Directory / File What is it for
e2e Home of end-to-end tests, written in Jasmine and using Protractor (a Node.js module)
node_modules A huge collection of Node.js modules need to run – and eventually build – the app. This is static code, ie. should be excluded from SCM, validation etc.
src Here is where the actual app code resides
 app
 app.component.css Style definition for the main app, referenced in the app.component.ts.
 app.component.html The HTML template for the main app component (referenced in app.component.ts).
 app.component.specs.ts The test file for the main app component.
 app.component.ts Defines the main app component.

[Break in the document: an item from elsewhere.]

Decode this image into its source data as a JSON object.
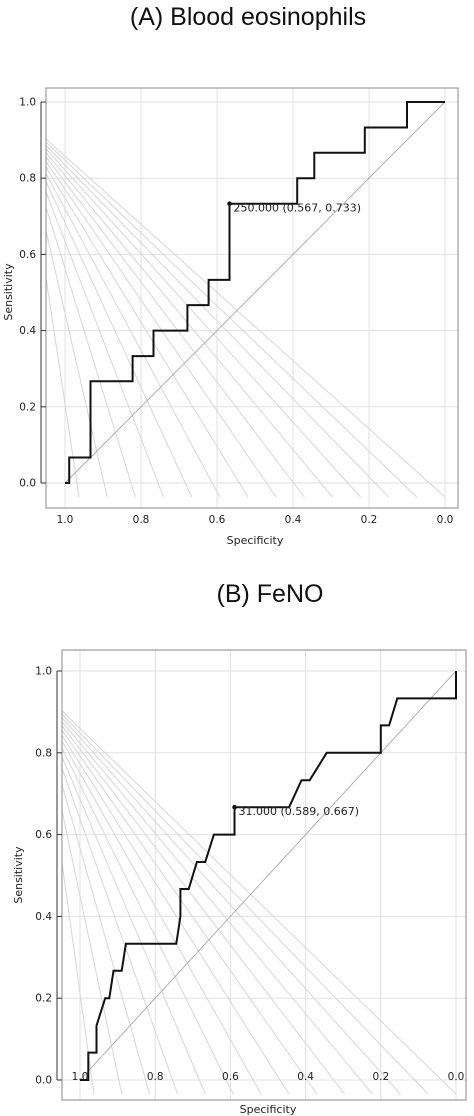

Once development has started, there will be more components, named something like customeraddress.component.ts. Typically the definition has a tag ‘selector’, a template (string or URL), and a style.
 app.module.ts  The ,main app module definition, ie. imports for all components and services.
 assets Images, media files etc.
 environments Lets you define environment-specific properties
 index.html The single page. Somewhere the HTML will either have an ‘ng-app’ attribute, or a tag which is referenced as ‘selector’ in a component.ts file.
 main.ts Something like the main() method of a Java app, thus loads the main app module.
 polyfill.ts Polyfill: A polyfill is a browser fallback, made in JavaScript, that allows functionality you expect to work in modern browsers to work in older browsers, e.g., to support canvas (an HTML5 feature) in older browsers. (from Stackoverflow)
 styles.css Global styles
 test.ts The main() method to start tests, using Karma.
 tsconfig.json Configuration for TS compilation, eg. ‘should a source map be generated’, ‘what is the target ES-version’
karma.conf.js Karma configuration (duh), needed for running tests (with ‘ng test’).
package.json Defines which Node.js packages are required by the app.
protractor.conf.js Protractor configuration (duh again), needed for running end-to-end tests.
tslint.json Configuration of how TypeScript should be used by defining a set of ‘rules’.

Funny enough, AngularJS provides it’s own Anatomy of the Setup Project, but there seem to some slight differences (no SystemJS, no tsconfig has moved, etc.). The above table is what I got from running ‘ng new’.

What’s next

Now that ‘Hello World’ is running (or, in the ng-world, ‘app works’), I’ll probably setup a user service to run a login, define a login component with a little username/password form, and look into how I can configure AngularJS to protect parts of a site from unauthenticated users.